With climate change starting to affect the very conferences that discuss them, concerns can no longer be confined to a Powerpoint slide.
This week, I’m in Tromsø, Norway – the self-proclaimed “capital of the Arctic” – for the Arctic Frontiers conference. The last time I came to this conference was in 2014, when it was still held at the University of Tromsø a couple miles from town. Later that year, Clarion the Edge opened downtown – the upscale venue where the conference is now held. The academic setting and mid-afternoon cafeteria skolebrød are now a thing of the past, replaced by hotel ballrooms with stage lighting and lavish lunches with snow crab leg buffets.
The cast of characters has changed since I first started coming to north Norway, too. On the one hand, Norwegian dignitaries like Prime Minister Jonah Gahr Store and Foreign Minister Espen Barth Eide still grace the plenary stages. Afterwards, they can be found mingling with other attendees during coffee breaks – a type of socializing that always blows my mind as an American who would have a hard time getting close to my state governor, let alone the nation’s president.

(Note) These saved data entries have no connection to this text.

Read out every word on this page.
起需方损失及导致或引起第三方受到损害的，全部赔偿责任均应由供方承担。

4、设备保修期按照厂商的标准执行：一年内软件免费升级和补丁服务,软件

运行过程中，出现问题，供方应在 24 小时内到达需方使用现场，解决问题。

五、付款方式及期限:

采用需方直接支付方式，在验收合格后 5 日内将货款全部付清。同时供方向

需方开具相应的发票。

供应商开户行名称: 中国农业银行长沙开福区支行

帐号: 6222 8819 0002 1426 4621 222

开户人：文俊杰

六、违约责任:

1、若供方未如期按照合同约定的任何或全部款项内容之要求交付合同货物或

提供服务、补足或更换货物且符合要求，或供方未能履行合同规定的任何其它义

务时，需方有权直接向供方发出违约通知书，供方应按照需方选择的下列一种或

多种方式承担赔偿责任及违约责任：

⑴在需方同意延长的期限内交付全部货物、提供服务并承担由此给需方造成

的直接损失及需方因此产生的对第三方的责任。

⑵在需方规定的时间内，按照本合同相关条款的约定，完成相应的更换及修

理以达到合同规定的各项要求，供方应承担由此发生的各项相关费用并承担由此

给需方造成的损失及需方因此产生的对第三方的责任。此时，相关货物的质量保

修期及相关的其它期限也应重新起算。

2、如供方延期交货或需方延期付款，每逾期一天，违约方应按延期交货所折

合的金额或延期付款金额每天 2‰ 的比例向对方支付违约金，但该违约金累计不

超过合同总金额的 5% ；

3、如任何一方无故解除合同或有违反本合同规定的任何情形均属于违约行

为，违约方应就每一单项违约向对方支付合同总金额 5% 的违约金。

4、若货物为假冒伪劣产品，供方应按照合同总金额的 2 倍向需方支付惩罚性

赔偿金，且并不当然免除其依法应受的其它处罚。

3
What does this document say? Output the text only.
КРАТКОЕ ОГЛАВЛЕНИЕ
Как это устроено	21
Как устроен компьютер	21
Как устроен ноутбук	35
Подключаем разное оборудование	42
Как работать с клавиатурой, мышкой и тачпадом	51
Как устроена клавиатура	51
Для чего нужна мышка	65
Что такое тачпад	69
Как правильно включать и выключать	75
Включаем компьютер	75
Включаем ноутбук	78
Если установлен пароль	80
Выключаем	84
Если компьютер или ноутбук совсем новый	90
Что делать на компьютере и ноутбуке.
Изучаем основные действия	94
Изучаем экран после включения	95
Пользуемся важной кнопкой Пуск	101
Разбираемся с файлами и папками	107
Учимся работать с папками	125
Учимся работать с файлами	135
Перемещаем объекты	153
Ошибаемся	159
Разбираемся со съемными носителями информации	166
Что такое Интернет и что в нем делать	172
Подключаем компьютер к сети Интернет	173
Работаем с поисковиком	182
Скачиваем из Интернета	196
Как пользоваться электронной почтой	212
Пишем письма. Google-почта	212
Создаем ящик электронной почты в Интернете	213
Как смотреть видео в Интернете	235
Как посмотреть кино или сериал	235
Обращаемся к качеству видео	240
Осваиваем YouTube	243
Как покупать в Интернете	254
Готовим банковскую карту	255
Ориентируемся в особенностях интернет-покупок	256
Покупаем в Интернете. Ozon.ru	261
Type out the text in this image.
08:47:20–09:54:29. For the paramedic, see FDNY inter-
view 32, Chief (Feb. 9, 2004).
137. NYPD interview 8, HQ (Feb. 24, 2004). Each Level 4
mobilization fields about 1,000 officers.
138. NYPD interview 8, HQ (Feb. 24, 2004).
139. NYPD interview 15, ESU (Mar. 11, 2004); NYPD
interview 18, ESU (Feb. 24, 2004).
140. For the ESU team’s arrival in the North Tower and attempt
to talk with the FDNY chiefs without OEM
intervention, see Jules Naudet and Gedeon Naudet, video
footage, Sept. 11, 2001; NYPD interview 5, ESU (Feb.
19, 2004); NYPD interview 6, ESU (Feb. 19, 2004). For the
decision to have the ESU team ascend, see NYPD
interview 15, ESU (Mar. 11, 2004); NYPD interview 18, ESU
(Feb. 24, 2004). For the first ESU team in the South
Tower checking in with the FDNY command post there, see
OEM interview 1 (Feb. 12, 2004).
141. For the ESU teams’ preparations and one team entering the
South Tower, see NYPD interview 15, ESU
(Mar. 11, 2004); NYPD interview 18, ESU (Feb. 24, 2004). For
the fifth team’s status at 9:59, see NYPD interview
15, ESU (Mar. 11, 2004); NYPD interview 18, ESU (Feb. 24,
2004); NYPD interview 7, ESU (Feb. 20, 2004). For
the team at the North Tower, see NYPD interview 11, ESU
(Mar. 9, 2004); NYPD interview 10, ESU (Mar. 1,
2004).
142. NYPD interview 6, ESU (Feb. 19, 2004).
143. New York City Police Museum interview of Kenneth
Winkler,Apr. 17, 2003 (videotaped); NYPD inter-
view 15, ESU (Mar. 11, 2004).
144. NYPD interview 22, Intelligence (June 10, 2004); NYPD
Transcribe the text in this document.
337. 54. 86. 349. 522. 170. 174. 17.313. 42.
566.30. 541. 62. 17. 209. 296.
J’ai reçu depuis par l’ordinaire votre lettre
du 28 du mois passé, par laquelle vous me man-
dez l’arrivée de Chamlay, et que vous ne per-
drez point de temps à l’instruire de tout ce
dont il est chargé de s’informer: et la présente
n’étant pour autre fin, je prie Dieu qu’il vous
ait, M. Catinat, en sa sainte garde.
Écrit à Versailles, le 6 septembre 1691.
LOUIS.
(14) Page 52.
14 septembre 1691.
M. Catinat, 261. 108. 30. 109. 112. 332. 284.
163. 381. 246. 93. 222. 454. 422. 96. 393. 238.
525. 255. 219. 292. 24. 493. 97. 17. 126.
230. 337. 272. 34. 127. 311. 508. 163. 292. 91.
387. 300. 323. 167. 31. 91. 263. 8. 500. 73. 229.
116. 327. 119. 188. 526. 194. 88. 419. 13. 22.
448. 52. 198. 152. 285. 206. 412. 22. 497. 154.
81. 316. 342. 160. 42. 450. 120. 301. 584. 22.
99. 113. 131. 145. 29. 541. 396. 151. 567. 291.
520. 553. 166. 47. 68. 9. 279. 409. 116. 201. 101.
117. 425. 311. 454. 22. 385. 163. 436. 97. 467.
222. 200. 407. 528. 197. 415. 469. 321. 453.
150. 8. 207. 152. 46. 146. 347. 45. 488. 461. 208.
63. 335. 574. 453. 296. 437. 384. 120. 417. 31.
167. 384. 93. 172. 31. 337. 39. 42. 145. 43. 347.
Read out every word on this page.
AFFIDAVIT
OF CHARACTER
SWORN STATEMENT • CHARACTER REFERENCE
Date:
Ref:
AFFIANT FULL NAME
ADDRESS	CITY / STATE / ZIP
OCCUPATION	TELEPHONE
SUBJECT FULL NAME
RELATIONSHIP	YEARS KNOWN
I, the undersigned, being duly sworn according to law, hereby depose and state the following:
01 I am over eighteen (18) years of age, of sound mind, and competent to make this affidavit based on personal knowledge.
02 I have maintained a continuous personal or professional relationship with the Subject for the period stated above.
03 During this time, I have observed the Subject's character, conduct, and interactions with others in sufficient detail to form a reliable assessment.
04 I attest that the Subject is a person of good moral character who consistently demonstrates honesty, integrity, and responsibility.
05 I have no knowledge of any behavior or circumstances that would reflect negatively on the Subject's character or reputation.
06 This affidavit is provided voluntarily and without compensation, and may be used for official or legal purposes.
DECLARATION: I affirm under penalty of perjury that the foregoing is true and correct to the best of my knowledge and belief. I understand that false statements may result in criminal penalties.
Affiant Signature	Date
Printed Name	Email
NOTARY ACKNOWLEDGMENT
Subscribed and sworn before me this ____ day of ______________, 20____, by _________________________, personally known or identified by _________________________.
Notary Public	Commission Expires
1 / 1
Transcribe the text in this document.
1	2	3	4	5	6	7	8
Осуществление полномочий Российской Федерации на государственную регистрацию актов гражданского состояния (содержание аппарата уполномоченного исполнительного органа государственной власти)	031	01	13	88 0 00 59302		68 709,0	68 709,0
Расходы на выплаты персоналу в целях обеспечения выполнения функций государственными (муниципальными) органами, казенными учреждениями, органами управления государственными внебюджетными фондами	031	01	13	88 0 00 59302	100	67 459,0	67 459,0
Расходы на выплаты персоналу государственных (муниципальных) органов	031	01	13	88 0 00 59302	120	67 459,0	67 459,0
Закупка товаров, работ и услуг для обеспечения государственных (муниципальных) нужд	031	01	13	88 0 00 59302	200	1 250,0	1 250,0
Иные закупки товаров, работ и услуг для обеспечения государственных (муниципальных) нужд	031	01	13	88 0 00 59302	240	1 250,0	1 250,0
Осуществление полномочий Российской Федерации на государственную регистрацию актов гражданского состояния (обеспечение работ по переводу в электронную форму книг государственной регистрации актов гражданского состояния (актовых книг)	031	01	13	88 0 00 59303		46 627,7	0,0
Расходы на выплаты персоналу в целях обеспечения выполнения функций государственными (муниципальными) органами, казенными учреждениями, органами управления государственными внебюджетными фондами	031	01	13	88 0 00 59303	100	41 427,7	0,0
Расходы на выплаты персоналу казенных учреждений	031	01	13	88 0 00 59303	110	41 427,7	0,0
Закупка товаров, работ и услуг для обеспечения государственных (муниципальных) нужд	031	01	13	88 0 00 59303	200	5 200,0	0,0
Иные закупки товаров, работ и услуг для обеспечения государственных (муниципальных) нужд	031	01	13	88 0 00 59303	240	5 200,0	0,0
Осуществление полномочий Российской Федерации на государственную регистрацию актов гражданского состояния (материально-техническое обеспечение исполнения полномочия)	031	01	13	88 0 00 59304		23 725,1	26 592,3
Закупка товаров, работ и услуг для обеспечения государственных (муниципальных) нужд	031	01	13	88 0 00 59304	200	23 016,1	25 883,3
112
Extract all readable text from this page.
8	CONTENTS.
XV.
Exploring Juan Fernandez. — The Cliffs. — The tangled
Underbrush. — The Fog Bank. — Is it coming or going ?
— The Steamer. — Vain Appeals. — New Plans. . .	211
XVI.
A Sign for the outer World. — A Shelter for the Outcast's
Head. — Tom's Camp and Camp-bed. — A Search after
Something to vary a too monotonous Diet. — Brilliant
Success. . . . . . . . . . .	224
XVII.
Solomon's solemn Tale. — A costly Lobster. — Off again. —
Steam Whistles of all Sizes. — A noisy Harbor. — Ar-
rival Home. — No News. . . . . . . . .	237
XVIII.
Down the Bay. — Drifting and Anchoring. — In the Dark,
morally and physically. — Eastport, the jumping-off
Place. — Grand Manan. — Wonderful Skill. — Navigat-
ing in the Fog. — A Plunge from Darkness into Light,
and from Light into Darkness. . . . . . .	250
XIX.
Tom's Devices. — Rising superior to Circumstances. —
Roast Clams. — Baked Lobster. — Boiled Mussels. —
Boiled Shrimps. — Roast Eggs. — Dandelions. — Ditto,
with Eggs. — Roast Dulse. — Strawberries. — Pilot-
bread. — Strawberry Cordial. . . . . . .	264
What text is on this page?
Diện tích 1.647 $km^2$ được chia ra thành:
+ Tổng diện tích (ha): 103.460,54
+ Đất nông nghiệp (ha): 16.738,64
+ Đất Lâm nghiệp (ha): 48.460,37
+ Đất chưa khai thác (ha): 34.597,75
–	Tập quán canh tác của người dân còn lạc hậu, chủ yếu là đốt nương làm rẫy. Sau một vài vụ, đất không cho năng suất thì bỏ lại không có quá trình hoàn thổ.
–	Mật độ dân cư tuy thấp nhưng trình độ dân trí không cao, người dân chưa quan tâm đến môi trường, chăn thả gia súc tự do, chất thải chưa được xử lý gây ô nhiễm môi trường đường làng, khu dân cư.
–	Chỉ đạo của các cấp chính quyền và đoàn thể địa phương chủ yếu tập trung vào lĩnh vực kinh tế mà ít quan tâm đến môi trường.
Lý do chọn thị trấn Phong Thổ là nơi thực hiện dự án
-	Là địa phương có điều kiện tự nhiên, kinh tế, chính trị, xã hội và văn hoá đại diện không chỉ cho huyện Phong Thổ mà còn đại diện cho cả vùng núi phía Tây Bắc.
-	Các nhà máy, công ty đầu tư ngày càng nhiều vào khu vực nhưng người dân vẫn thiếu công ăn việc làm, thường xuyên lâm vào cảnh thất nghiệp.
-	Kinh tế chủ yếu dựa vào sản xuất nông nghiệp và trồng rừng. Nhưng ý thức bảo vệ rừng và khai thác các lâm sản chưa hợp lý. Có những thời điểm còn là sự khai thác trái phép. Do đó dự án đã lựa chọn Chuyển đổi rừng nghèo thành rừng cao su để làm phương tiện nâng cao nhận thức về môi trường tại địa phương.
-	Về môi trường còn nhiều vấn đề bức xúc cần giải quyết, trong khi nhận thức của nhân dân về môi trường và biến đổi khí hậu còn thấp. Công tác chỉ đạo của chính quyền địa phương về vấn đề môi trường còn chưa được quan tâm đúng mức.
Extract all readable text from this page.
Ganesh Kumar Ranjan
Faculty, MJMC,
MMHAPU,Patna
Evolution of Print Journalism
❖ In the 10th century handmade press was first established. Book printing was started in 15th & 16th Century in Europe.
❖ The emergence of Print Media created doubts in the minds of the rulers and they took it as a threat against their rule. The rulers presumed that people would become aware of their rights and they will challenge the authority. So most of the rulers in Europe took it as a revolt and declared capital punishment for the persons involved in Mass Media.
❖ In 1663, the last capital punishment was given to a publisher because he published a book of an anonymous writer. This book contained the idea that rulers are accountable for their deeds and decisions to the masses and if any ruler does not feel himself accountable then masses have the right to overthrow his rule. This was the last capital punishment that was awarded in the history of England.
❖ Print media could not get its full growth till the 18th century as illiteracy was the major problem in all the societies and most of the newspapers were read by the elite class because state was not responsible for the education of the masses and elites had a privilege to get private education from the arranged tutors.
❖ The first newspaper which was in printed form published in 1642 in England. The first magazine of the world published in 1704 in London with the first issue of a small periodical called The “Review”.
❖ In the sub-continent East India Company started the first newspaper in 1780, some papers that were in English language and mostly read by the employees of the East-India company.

On the other, there are hardly any Russians to be found, which is a sea change from a decade ago. While there continue to be delegations from the stalwart Asian Arctic observer states of China, Japan, and South Korea, they are now joined by Norway’s Ambassador to India and his colleague, reflecting India’s growing interest in the Arctic (spurred, ironically, by its growing purchase of Arctic oil from Russia as the country is cut off from selling directly to European markets). As it turns out, one Norwegian colleague I caught up with at Arctic Frontiers had just returned from a short conference in New Delhi held on the Arctic.
Climate change rears its head
Perhaps the starkest difference between Arctic Frontiers now and a decade ago, though, is the weather. Climate change is usually something from which conference delegates tend to feel insulated, gathering inside heated buildings in urban centers that are usually well connected by air travel. But that was not the case in Tromsø.
Starting on Sunday night, an unprecedented strong and warm storm tore through northern Norway, closing bridges, roads, and schools, shutting down the airport, and causing dozens of flights to be cancelled. This led many conference speakers to have to participate remotely from airport lounges. Rather than the expected confetti of soft white snowflakes falling in the Arctic in January, instead centimeters of gray rain fell on snow-covered streets and sidewalks, turning them into dangerously icy pitches. I was coming back to Tromsø from a weekend skiing in the Lyngen Alps two hours south of the city and literally had to slide on all fours in order to cross the sloped street, pushing my 60 pounds of luggage in front of me. On the coast, record-high winds up to 143 mph (230 km/h) were recorded, damaging infrastructure and spurring avalanches.
Rain falling on snow in Tromsø, Norway during the freakishly warm winter storm on January 28, 2024.
Ten years ago, in snow-white Tromsø, I never would have imagined that I’d one day encounter the rain-on-snow events that are now increasingly pounding the Arctic. These sudden switches that reverse the middle of winter to early fall in an instant are a nightmare for everyone, from conference organizers to commuters, tourists, and reindeer herders. Visitors who come seeking northern lights and winter wonderlands – many of them now all the way from Asia – instead find cloudy skies and slush-filled streets. With air temperatures of 7°C (45°F), it was likely warmer in Tromsø than in many of the places from which tourists had arrived. Yet once the temperature drops again and rain freezes atop snow, it creates a hard layer that reindeer can’t penetrate through to the shrubs below, increasing the risk of starvation. The increasing climate volatility threatens both humans and animals alike.
In his remarks today, Foreign Minister Espen Barth Eide indicated that when Norway’s High North policy was released in 2006, there was hope that relations with Russia would improve and that there would be an oil and gas bonanza in the Arctic. Now, he observed, both things had changed.
First, while the Arctic Council’s member states had long worked hard to shield the body’s work from the “cold winds,” he reflected, “With the full-scale invasion of Ukraine, that is no longer possible and there is no reason to think it will change anytime soon.”
Second, he added, “Oil and gas is not going to be the dominant theme. The dominant theme will be all that follows from the green transition.”
With climate change washing away winter in an instant this week in Tromsø, moving away from fossil fuels can’t happen quickly enough. Yet, ironically, the effects of climate change did not seem too high on the politicians’ agendas during their speeches, even though they could be seen right outside the conference – and even heard inside it, as the rattling of windows and the rumbling of snow tires driving on rainy streets rather than snow-covered asphalt made jarringly clear.
In his cautionary remarks, Professor Oran Young of the University of California – Santa Barbara lamented, “I worry about the narratives of geopolitics and securitization deflecting from greater concerns.” One of those is climate change. While the war in Ukraine will one day be over, the effects of a warming Arctic are baked in for decades, if not centuries. The region must learn to deal simultaneously with crises both immediate and long-term. With climate change starting to affect the very conferences that discuss them, concerns can no longer be confined to a Powerpoint slide.